Этот обожаемый сын, только что оставивший безжизненные останки отца, которого, по его словам, он так любил, стоял у открытого окна. Увы! Он мог обмануть живого слепца; но дух, им не видимый и присутствия которого он не подозревал, понимал суть его мыслей при помощи черного и густого флюида, исходящего из его головы. Он не только не оплакивал отца, но, наоборот, сердце его исполнено было чувства удовлетворенной гордости и удовольствия, что власть им наконец достигнута. Чуть выше над ним отражались передуманные им мысли и перечувствованные перед тем желания: «Если бы я избавился от него?
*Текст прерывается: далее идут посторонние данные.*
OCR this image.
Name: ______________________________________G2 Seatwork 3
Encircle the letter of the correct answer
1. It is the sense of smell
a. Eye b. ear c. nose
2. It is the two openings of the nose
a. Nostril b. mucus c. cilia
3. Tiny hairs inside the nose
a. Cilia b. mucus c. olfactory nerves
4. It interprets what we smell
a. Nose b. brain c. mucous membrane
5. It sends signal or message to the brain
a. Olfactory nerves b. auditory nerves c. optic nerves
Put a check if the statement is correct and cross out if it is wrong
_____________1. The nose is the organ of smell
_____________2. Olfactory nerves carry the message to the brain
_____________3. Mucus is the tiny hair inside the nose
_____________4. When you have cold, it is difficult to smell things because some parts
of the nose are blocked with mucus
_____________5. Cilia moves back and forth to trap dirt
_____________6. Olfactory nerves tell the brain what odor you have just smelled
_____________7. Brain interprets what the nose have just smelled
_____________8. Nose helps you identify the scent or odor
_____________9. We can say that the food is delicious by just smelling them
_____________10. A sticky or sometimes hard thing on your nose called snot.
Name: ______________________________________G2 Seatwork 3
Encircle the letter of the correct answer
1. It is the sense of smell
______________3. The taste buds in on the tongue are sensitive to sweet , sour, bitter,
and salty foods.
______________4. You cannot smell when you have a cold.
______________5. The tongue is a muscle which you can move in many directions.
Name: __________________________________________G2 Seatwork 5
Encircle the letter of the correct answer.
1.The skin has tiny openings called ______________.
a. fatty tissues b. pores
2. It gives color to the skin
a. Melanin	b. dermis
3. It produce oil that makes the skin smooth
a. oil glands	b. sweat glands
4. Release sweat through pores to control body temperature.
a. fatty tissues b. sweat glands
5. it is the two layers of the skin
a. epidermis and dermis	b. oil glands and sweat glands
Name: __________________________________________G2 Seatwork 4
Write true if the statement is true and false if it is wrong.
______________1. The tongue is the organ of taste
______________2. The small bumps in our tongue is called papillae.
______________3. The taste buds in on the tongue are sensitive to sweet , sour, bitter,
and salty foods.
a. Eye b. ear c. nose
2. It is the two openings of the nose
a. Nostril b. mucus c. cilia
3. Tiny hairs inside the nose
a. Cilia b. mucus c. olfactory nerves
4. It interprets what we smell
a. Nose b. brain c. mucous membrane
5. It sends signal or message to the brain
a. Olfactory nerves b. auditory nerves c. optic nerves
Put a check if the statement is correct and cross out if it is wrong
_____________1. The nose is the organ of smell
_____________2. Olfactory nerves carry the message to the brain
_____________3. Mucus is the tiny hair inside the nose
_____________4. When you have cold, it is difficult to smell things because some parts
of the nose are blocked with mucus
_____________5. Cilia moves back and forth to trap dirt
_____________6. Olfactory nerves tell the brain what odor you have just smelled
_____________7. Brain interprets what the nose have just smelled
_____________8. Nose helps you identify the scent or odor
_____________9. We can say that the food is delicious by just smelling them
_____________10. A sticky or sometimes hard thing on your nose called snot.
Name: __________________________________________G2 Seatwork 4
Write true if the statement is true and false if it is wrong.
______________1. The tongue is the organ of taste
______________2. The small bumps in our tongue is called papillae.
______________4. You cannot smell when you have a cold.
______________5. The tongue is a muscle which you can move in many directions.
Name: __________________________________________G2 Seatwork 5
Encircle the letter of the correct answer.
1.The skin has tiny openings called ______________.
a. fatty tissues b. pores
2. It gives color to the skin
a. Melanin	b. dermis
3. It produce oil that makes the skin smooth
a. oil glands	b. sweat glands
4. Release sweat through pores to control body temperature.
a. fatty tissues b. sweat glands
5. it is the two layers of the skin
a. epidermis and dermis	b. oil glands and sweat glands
В любви не щадят и отца!»
Дух мой ощутил болезненный толчок, и сердечная артерия, тысячью тонких нитей соединявшаяся с ним, сжалась и почернела.
А я, глупый, думал, что он будет в отчаянии. Он пробовал тонкое лезвие подаренного мной кинжала, чтобы пронзить им сердце, постоянно бившееся только для него одного и уступившее ему даже любимую женщину. Мне было мучительно больно. Всю жизнь я с любовью заботился об этом неблагодарном; он вырос на моих руках и вызывал в моем горячем сердце самые нежные чувства. К чему же тогда послужили любовь, заботы, попечение в течение целой жизни? Мог ли я после этого ненавидеть Бенедиктуса, Санктуса и всю эту предательскую шайку, для которой я был строгим начальником? Чего мог я требовать от них, если здесь поднималась на меня вооруженная кинжалом рука, если он, мой сын, связанный со мною кровью, хотел избавиться от меня; он, для которого билось мое сердце, которого я обожал как единственное наследие, оставленное мне его матерью.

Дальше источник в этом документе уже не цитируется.